Querying Databricks Iceberg tables using Presto engine
About this task
You can query remote Databricks Iceberg tables using the IBM® watsonx.data Presto engine by registering Databricks as a custom data source for zero-copy data federation.
- Presto connects to Databricks through the Iceberg REST Catalog API interface, not Unity Catalog API directly.
- Presto does not currently support vended-credentials for Databricks integration.
- You must configure explicit storage credentials (AWS S3 and Azure Data Lake Storage Gen2) to access the underlying data files.
- Presto supports Iceberg tables only; Delta Lake tables are not supported.
- For general information about Databricks Unity Catalog integration, see Integrating Databricks Unity Catalog in watsonx.data.
Before you begin
Complete the prerequisites outlined in Integrating Databricks Unity Catalog in watsonx.data, including:
- Databricks workspace with Unity Catalog enabled
- Iceberg tables created in Databricks Unity Catalog
- Personal Access Token with
unity-catalogAPI scope - Workspace URL:
https://<workspace-instance>.cloud.databricks.com - Unity Catalog permissions configured
- Provisioned Presto engine in watsonx.data
- Iceberg REST Catalog endpoint:
https://<workspace-instance>.cloud.databricks.com/api/2.1/unity-catalog/iceberg-rest - Catalog name: Name of the Unity Catalog containing Iceberg tables
- Access credentials for the external storage location (AWS S3 or Azure)
Use of vended credentials is currently not supported. Hence, Presto requires explicit storage credentials.
Procedure
-
Register Databricks as a custom data source
-
In the watsonx.data console, click Infrastructure manager.
-
Click Add component > Add data source.
-
Select Custom as the data source type.
-
Enter a display name (e.g.,
databricks_iceberg). -
In the Properties section, add the following properties:
For AWS S3:
connector.name=iceberg iceberg.catalog.type=rest iceberg.rest.uri=https://<workspace-instance>.cloud.databricks.com/api/2.1/unity-catalog/iceberg-rest iceberg.rest.auth.type=OAUTH2 iceberg.rest.auth.oauth2.token=<databricks-access-token> iceberg.catalog.warehouse=<catalog-name> hive.s3.aws-access-key=<aws-access-key> hive.s3.aws-secret-key=<aws-secret-key>For Azure Data Lake Storage Gen2:
connector.name=iceberg iceberg.catalog.type=rest iceberg.rest.uri=https://<workspace-url>/api/2.1/unity-catalog/iceberg-rest iceberg.rest.auth.type=OAUTH2 iceberg.rest.auth.oauth2.token=<databricks-access-token> iceberg.catalog.warehouse=<catalog-name> hive.azure.abfs-storage-account=<storage-account-name> hive.azure.abfs-access-key=<storage-account-key>Replace the placeholders in the 2 storage properties as follows:
<workspace-url>: Your Databricks workspace URL<databricks-access-token>: Your Databricks personal access token<catalog-name>: The Unity Catalog name containing your Iceberg tables- Storage credential placeholders with your actual credentials
-
Click Create.
-
-
Create a catalog for the data source
- Click Data manager > Catalogs.
- Click Create catalog.
- Select Iceberg as the catalog type.
- Enter a catalog name (e.g.,
databricks_catalog). - In the Data source field, select the custom data source you created (
databricks_iceberg). - Click Create.
-
Associate the catalog with Presto engine
- Click Infrastructure manager.
- Select your Presto engine from the list.

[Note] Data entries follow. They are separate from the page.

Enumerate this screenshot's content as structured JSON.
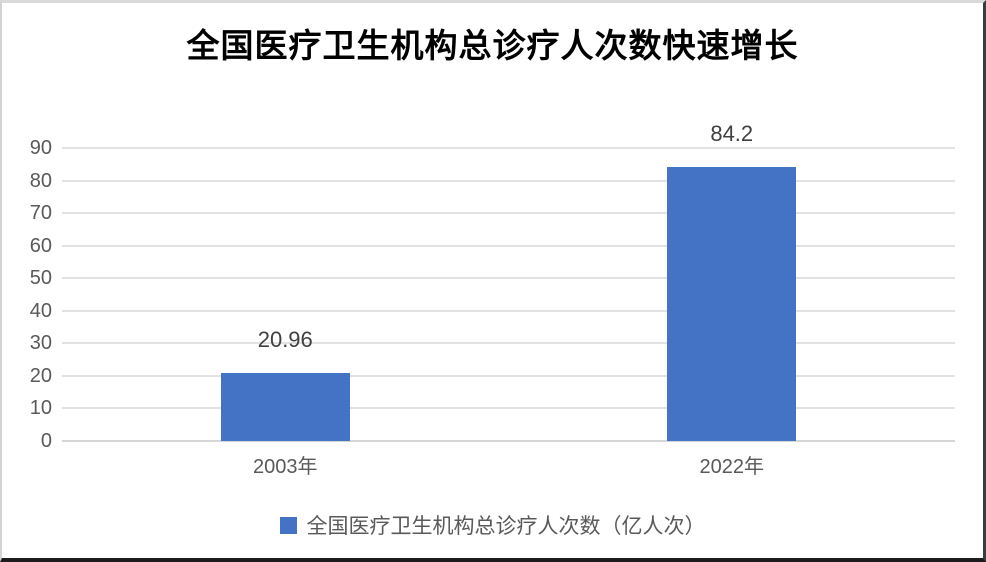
{
  "title": "全国医疗卫生机构总诊疗人次数快速增长",
  "legend": {
    "label": "全国医疗卫生机构总诊疗人次数（亿人次）",
    "swatch_color": "#4472C4"
  },
  "colors": {
    "bar": "#4472C4",
    "gridline": "#e2e2e2",
    "axis_line": "#d6d6d6",
    "tick_label": "#595959",
    "data_label": "#404040",
    "title": "#000000",
    "background": "#ffffff"
  },
  "chart_data": {
    "type": "bar",
    "title": "全国医疗卫生机构总诊疗人次数快速增长",
    "categories": [
      "2003年",
      "2022年"
    ],
    "values": [
      20.96,
      84.2
    ],
    "data_labels": [
      "20.96",
      "84.2"
    ],
    "series_name": "全国医疗卫生机构总诊疗人次数（亿人次）",
    "xlabel": "",
    "ylabel": "",
    "ylim": [
      0,
      90
    ],
    "yticks": [
      0,
      10,
      20,
      30,
      40,
      50,
      60,
      70,
      80,
      90
    ],
    "grid": true,
    "legend_position": "bottom"
  }
}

- Click Associate catalog.
- Select the catalog you created (
databricks_catalog). - Click Associate.
-
Query Databricks Iceberg tables
-
Click Query workspace.
-
Select your Presto engine from the engine dropdown.
-
Run queries against your remote Databricks Iceberg tables using fully qualified table names:
-- List available schemas (namespaces) SHOW SCHEMAS IN databricks_catalog; -- List tables in a schema SHOW TABLES IN databricks_catalog.<schema_name>; -- Describe table structure DESCRIBE databricks_catalog.<schema_name>.<table_name>; -- Query data SELECT * FROM databricks_catalog.<schema_name>.<table_name> LIMIT 10; -- Get row count SELECT COUNT(*) FROM databricks_catalog.<schema_name>.<table_name>; -- Filter and aggregate SELECT column1, COUNT(*) as count, AVG(column2) as avg_value FROM databricks_catalog.<schema_name>.<table_name> WHERE column3 > 100 GROUP BY column1 ORDER BY count DESC;
-
Results
You can now query Iceberg tables from Databricks Unity Catalog using Presto. The queries execute directly on the data in the external storage location without copying data into watsonx.data.
Example queries and outputs
List schemas in a catalog:
SHOW SCHEMAS IN databricks_catalog;
Output:
Schema
--------------------------
default
delta_share_demo
feb14schema
information_schema
mrmadira_external_schema
tpcdsdbiceberg_10tb_partitioned_uc
List tables in a schema:
SHOW TABLES IN databricks_catalog.feb14schema;
Output:
Table
-----------------
avengers
cims_test_result
iceberg_orders
mrmadira_csv_table
Describe table structure:
DESCRIBE databricks_catalog.feb14schema.iceberg_orders;
Output:
Column | Type | Extra | Comment
-------------|-----------------------|-------|--------
order_id | bigint | |
customer_id | bigint | |
order_ts | timestamp(6) | |
total_amt | decimal(12,2) | |
Query a table:
SELECT * FROM databricks_catalog.feb14schema.iceberg_orders LIMIT 10;
Output:
order_id | customer_id | order_ts | total_amt
---------|-------------|---------------------|----------
22222 | 22222 | 2022-01-01 00:00:00 | 100.00